Portugal Enters Bailout Negotiations

April 12, 2011 Updated: October 1, 2015

Portuguese finance minister Fernando Teixeira dos Santos arrives prior an ECOFIN Finance ministers informal council, on April 9, 2011 in Godollo near Budapest. Europe offered Portugal Friday an 80-billion-euro bailout, but set tough conditions as it bids to draw a line under a destabilising debt crisis. (Georges Gobet/AFP/Getty Image)
Portuguese finance minister Fernando Teixeira dos Santos arrives prior an ECOFIN Finance ministers informal council, on April 9, 2011 in Godollo near Budapest. Europe offered Portugal Friday an 80-billion-euro bailout, but set tough conditions as it bids to draw a line under a destabilising debt crisis. (Georges Gobet/AFP/Getty Image)
Portugal entered negotiations for financial assistance from the European Union on Tuesday, as the country has become the next primary candidate for the eurozone bailout package, similar to the ones accepted by Ireland and Greece a year ago.

The debt-plagued European country is seeking up to 80 billion euros ($116 billion), otherwise threatening to plunge into chaos due to the  country’s inability to pay its dues in two months.

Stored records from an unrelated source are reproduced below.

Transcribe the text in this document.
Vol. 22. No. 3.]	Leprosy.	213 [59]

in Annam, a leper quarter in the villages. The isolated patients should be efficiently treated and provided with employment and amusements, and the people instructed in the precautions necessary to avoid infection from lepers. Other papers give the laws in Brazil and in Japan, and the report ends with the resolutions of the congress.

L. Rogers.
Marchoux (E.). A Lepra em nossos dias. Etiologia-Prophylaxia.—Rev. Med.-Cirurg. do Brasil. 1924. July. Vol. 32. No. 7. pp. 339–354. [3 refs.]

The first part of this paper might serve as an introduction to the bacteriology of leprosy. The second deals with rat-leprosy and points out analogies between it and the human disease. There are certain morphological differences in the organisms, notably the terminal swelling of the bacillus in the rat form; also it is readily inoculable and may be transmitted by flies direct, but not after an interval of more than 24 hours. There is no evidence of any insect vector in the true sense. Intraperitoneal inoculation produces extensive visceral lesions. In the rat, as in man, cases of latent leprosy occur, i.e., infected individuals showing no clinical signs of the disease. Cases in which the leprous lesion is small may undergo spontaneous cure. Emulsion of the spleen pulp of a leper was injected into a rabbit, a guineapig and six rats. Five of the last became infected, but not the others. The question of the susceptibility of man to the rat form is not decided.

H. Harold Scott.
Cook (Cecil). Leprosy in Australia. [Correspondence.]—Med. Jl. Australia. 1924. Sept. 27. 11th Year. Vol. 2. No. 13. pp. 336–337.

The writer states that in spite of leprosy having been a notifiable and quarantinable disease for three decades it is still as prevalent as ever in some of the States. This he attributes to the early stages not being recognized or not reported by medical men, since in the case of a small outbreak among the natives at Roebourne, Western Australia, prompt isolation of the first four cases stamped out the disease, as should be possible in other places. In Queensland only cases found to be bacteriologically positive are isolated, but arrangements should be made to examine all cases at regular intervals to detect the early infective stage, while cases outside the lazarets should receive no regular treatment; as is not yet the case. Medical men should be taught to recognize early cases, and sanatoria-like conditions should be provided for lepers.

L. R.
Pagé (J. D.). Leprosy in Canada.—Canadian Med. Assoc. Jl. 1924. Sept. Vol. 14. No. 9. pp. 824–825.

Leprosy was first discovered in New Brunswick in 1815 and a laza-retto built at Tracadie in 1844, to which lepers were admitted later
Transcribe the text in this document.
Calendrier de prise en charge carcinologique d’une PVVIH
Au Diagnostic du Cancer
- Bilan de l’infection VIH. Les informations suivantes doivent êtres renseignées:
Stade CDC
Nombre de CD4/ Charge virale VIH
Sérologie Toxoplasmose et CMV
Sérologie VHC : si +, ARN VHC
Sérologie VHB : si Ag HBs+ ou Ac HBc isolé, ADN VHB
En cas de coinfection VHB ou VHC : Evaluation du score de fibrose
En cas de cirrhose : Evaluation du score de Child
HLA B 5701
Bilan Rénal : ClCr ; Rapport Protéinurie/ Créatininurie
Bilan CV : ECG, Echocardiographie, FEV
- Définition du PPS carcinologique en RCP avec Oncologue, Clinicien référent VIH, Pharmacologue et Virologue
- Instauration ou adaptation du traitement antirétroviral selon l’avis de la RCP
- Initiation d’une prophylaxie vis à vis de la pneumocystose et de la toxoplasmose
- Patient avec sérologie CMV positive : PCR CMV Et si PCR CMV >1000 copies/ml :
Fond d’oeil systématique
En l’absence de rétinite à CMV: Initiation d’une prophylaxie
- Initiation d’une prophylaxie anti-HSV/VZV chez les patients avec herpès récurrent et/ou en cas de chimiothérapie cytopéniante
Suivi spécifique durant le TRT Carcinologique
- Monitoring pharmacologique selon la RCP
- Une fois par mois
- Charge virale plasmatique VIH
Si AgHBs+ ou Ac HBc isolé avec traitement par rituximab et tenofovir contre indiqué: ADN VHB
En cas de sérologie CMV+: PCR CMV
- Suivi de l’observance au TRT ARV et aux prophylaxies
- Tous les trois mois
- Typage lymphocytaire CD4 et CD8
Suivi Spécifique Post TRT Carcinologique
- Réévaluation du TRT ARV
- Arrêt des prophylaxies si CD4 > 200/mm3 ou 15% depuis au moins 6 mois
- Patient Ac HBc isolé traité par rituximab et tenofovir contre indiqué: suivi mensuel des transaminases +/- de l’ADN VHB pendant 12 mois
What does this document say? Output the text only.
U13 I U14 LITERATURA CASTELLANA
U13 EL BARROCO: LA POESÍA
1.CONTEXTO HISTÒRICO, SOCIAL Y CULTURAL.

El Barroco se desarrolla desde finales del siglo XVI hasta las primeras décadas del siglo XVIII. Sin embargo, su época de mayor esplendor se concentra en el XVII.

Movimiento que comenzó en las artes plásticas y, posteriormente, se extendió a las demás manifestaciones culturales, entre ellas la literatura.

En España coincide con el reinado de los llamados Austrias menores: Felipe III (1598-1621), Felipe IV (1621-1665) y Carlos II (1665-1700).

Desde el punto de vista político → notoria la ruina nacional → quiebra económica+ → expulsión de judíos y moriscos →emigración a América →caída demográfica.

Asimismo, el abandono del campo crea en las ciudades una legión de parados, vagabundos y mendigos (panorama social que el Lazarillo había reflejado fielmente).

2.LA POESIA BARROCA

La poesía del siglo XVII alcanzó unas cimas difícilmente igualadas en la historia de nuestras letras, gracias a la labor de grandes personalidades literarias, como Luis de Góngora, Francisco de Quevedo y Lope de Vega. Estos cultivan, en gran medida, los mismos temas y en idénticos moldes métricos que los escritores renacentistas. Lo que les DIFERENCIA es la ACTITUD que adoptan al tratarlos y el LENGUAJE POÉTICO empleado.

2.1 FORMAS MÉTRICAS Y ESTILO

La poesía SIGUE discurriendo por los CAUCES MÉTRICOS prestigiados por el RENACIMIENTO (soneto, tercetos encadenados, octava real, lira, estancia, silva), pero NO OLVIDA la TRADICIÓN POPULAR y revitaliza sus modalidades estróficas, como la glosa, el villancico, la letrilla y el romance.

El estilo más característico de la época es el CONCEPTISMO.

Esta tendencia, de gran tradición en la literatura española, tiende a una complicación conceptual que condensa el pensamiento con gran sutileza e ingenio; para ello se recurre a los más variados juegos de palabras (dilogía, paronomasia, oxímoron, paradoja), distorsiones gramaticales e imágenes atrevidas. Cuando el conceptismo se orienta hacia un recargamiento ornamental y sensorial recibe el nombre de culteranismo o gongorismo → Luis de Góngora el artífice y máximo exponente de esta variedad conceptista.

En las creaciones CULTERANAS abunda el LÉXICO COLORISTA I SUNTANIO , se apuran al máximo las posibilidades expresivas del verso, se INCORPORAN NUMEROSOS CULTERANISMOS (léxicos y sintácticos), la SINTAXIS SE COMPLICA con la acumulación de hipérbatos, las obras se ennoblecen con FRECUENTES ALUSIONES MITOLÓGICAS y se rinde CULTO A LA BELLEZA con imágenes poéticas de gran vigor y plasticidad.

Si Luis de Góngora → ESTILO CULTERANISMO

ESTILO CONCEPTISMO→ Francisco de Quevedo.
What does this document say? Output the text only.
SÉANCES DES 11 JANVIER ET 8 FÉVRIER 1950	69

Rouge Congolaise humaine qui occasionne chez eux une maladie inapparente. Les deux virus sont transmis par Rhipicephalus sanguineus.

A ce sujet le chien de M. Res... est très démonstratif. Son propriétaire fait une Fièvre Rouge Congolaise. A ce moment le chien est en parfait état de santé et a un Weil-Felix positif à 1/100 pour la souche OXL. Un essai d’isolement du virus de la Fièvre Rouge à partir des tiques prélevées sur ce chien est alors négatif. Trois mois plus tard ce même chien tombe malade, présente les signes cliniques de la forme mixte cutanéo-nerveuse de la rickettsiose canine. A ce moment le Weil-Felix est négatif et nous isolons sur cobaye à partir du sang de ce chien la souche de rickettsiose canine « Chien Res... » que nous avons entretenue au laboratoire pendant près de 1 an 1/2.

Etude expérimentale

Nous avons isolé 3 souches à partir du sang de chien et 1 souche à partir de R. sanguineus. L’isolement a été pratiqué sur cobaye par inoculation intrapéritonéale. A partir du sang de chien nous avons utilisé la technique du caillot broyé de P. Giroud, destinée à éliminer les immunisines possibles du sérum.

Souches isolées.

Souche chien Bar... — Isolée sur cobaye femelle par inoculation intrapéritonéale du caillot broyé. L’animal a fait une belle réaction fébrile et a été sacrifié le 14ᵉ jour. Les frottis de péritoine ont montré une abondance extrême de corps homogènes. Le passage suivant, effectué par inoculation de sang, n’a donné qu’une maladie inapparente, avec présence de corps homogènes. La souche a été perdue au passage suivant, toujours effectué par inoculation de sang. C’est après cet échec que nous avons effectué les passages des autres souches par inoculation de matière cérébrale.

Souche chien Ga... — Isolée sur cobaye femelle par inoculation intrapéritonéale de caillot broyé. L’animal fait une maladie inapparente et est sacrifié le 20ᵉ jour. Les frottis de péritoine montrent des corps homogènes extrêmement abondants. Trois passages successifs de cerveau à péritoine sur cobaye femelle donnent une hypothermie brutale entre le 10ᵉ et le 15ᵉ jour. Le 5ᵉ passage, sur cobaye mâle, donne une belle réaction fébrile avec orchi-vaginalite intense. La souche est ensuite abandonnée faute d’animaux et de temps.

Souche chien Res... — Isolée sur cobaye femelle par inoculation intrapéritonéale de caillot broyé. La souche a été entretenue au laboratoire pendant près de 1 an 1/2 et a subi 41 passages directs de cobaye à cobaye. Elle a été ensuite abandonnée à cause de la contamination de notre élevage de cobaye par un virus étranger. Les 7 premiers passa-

European officials are reviewing Portugal’s public books and are expected to impose additional austerity measures on the country in order to reduce its budget deficit in return for the three-year bailout package.

“Following a request by the Portuguese authorities, IMF experts will join European Commission and European Central Bank teams for a technical assessment of the current situation of the Portuguese economy,” said Caroline Atkinson, Director of External Relations at the International Monetary Fund (IMF), in a statement from Washington on Sunday.

“This will serve as basis for the policy discussions that will start the following Monday, April 18,” she said.

Although European leaders have tried to build confidence for the eurozone, the most recent financial problems in Portugal raise even more concerns among investors fearing that neighboring Spain, one of the European Union’s largest economies, might be the next European nation seeking financial assistance.

Negotiations with Portugal might be difficult as the country is approaching a general election to replace its government that resigned last month.

In March, opposition parties in Portugal joined forces in a parliamentary vote to defeat a belt-tightening budget proposed by Prime Minister Jose Socrates. As a result of the overwhelming rejection of his government’s proposed austerity measures, Socrates resigned, saying in a televised address that the opposition parties “took away the government's ability to continue running the country.”

Portugal will go to the poles on June 5.